In-depth no 1 – Psychology of pain

Posted: April 14, 2016 in Daily Posts
Does Mistress detect these wide variations in sensitivity exist, as they punish their clients?

Do they get to know the pain map of each of their clients?

Do some Mistresses (though probably not Mistress M) respond to this problem by a rather general softly-softly approach? Unfortunately, that may not really help the client. If I leave a session without having suffered any noticeable pain, I feel the ache of unfulfilment deep in the pit of my stomach. And that hurts!

The psychology of pain is a HUGE topic and I’ll try to stay within the context of sessions.

Learning pains levels of each sub/slave (for the sake of shortness I’ll refer to all my ‘clients’ as subs) is a big part of the professional relationship. And it takes a bit of time. Something some subs don’t understand.

So a good example :

New sub comes to see me for primarily electrics. I know he’s done it before, a lot, so I expect certain reactions. However, he is a stoic chap and the more I wind it up, the more he grits his teeth and stays silent. Not a squeak or a burp or a fart or anything. I have told him he can make noise, I like it, he can be as loud as he likes.

Umm…now, I can’t read minds. I watch his body language, I try to gauge when he’s at the top end of his spectrum. His body is enjoying it, he’s hard and his cock is waving around like a psychotic flagpole in the wind, but he refuses to make a sound.

So yes, I am going softly, softly, but I have no real choice.

If I just wound it up till he screamed the damn place down and expired on me I’d lose a lot of clients. It’s sensory play, not out and out pain I am trying to achieve. No one likes out and out pain, however much a masochist.

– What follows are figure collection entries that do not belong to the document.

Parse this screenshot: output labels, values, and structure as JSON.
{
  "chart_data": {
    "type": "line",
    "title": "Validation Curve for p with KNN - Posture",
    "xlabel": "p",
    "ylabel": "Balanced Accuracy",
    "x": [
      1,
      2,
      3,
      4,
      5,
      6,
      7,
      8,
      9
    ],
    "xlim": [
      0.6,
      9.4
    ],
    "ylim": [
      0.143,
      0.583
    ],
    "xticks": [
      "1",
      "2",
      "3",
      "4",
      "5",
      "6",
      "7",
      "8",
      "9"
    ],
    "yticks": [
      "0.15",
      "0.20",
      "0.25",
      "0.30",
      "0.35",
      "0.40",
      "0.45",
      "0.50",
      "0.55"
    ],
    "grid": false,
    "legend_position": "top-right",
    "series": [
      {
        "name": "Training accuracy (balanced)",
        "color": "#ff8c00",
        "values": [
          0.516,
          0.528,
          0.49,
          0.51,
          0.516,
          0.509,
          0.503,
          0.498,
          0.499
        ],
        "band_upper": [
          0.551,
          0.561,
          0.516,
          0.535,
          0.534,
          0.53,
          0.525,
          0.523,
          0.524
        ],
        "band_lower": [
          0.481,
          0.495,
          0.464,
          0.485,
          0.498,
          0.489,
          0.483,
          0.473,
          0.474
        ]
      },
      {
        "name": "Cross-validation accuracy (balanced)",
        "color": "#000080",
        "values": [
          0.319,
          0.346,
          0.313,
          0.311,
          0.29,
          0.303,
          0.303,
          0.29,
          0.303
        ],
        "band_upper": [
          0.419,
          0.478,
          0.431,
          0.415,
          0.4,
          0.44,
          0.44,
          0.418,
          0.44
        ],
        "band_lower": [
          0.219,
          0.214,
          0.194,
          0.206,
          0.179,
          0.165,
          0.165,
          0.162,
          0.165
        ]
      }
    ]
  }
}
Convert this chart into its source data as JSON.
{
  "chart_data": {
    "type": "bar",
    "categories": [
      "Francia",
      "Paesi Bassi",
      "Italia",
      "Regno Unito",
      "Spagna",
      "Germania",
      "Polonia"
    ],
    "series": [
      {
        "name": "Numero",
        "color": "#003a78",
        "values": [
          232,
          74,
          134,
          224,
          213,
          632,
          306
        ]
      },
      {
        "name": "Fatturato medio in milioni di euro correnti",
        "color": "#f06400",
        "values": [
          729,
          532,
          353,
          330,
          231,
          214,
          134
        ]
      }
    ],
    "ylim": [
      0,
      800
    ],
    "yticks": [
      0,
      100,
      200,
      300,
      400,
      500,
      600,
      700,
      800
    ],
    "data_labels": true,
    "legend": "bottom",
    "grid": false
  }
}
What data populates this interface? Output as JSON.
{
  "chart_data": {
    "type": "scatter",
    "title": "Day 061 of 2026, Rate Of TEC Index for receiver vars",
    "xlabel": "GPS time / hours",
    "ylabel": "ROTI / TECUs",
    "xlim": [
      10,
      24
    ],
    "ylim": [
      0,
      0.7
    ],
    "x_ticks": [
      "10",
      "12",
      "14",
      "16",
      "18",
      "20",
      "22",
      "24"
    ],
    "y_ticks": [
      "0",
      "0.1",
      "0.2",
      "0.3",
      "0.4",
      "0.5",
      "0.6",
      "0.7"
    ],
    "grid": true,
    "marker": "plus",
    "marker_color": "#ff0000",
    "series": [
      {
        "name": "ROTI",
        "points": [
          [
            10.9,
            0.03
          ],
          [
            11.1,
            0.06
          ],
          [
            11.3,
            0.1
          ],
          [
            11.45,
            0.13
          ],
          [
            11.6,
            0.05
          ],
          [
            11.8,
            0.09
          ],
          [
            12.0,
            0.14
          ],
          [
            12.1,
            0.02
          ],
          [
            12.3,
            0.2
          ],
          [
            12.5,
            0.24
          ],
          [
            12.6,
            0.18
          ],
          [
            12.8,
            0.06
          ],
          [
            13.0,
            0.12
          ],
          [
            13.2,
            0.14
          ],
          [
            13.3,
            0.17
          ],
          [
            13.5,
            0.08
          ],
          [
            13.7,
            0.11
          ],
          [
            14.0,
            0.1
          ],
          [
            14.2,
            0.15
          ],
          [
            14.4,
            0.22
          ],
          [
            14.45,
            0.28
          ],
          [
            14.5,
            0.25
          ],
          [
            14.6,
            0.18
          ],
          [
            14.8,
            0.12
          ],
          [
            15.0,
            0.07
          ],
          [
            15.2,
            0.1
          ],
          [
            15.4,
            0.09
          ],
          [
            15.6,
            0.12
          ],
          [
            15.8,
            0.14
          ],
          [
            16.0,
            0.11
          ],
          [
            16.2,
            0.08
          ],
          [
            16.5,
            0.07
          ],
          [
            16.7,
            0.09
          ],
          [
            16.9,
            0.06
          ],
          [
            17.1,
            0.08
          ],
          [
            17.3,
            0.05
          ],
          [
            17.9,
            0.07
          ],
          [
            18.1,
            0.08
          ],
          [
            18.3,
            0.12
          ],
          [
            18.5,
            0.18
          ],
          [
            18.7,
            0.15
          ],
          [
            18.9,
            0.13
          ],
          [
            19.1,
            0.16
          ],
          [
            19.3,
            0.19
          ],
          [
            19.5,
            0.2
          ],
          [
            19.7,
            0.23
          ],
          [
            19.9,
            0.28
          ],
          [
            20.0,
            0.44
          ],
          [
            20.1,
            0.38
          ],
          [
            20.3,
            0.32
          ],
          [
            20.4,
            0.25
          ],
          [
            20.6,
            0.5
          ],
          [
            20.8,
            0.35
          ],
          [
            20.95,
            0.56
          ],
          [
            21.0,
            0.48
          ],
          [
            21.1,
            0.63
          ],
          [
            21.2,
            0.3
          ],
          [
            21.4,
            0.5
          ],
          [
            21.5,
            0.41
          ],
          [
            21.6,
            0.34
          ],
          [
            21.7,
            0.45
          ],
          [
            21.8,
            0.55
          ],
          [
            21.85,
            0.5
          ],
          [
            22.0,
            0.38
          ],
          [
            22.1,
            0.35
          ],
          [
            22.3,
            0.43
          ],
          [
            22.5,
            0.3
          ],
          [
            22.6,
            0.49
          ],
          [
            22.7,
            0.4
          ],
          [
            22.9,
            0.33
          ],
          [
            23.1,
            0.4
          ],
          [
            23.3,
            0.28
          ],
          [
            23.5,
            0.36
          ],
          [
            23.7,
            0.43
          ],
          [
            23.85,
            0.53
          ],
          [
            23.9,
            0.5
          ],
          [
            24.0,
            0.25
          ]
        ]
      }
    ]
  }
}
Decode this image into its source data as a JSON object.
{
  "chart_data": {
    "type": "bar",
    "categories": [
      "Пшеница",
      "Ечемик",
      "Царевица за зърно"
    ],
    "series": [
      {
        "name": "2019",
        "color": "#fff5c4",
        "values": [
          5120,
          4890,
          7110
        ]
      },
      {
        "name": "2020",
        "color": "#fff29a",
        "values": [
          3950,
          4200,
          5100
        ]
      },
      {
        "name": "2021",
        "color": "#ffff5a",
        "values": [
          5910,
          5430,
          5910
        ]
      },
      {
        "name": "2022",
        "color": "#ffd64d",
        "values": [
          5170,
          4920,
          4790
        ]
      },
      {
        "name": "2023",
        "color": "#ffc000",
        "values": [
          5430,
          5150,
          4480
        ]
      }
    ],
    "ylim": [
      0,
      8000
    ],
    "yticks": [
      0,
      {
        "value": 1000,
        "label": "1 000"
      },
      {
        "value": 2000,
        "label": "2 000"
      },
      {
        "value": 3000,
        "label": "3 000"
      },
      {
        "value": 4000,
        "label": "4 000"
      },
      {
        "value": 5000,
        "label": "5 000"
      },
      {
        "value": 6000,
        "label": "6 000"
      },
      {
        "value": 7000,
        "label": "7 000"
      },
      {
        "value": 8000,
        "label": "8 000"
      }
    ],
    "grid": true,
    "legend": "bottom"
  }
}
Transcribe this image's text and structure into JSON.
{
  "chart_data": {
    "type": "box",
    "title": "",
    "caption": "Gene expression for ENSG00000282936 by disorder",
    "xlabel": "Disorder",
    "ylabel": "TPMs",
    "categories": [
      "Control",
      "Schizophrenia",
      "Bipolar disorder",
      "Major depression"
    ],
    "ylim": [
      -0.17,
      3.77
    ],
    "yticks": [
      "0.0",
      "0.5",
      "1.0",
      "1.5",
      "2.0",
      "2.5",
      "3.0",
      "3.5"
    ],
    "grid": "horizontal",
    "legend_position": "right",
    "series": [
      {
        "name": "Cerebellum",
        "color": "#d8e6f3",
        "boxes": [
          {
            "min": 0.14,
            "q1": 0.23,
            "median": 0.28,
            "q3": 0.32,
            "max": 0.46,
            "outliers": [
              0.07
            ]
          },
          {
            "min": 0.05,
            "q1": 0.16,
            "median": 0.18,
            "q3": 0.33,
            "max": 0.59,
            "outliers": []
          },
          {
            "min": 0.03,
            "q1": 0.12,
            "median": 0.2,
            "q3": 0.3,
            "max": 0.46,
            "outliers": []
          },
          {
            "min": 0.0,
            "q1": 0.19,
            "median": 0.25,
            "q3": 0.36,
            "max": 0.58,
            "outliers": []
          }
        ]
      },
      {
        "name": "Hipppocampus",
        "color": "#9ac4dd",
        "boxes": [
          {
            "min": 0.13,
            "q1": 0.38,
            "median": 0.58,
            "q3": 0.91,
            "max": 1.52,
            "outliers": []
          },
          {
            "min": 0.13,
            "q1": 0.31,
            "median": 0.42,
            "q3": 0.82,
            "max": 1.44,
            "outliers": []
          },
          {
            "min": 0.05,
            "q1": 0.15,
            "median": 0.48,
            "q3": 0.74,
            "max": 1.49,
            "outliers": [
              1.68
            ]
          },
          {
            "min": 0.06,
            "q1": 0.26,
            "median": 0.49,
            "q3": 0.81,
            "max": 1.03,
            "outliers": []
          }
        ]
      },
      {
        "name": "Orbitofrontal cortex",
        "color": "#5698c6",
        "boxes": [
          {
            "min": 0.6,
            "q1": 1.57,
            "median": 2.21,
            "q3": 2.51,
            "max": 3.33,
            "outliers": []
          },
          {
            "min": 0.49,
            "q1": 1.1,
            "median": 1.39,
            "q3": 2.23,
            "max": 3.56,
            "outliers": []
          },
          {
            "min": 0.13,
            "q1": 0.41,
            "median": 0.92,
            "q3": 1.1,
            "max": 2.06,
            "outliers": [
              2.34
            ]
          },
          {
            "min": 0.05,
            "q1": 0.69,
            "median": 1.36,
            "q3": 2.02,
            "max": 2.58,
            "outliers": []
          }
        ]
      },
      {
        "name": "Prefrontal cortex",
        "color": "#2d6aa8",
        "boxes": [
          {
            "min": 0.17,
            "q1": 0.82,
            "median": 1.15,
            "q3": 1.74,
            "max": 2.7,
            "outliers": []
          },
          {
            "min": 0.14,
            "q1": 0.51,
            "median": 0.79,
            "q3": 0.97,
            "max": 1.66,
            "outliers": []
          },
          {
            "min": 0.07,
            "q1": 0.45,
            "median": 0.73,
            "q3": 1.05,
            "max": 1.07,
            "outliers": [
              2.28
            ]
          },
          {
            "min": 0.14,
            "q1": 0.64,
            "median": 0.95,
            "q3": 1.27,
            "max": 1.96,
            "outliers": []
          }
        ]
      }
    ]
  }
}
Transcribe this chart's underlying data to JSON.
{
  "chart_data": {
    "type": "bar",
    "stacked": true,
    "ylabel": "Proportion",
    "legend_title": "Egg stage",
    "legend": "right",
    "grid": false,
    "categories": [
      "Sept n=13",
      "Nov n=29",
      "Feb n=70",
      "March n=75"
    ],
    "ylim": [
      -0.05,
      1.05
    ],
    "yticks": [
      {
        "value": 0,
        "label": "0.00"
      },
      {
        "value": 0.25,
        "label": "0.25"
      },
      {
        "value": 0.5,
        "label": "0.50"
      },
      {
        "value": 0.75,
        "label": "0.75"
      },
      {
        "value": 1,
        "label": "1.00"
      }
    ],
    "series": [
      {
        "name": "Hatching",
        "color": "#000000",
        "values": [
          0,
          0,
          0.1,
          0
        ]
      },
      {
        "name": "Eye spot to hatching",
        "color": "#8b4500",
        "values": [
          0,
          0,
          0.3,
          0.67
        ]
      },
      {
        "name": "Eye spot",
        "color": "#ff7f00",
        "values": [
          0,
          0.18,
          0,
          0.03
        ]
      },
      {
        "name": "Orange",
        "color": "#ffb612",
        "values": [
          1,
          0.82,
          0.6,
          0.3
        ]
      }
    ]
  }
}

We finish the session and the first thing he says is ‘I could’ve taken more’. My shoulders slump. I reply, ‘I’m sure you could, but it’s hard to judge someones enjoyment of electrics when you are silent.’

‘Oh’ he says.

So, it ends up being an unfulfilled session, due to his ‘toughness’.

But we discuss this and I say I’d be happy to see him again.

Now when he came back, he was more vocal, I could then gauge more. I could also hood him and gag him (which he likes), which I couldn’t do before as I needed to see his face.

The next session was an improvement. He felt more pushed, I felt I pushed him hard.

However, usually they don’t come back a second time.

So my first point is, I cannot read minds and to gauge your pain threshold I need to hear and see and feel you reacting to pain. So bear that in mind when you see someone for the first time.

Once I have your levels sussed out (and I should say I make notes after each session ie the levels I reach on he electrostim, or the cane I used or the clamps so I can refer to these things for the next session. ) then I can push those levels.

So in short, I think you need at least 2 sessions with a Mistress to work out if you are going to suit each other. It takes time to map someone for their pain levels. Plus learn their desires and other types of play that make them tick.

Pain play features in pretty much all play to a greater or lesser degree, even if it’s rope bondage where you are restricted and held tight, or with watersports where piss in the eyes is pretty uncomfy for a few minutes.

But the pain can be gentle, subtle, outright nasty and tempered to the level need for the sub and then circumstances.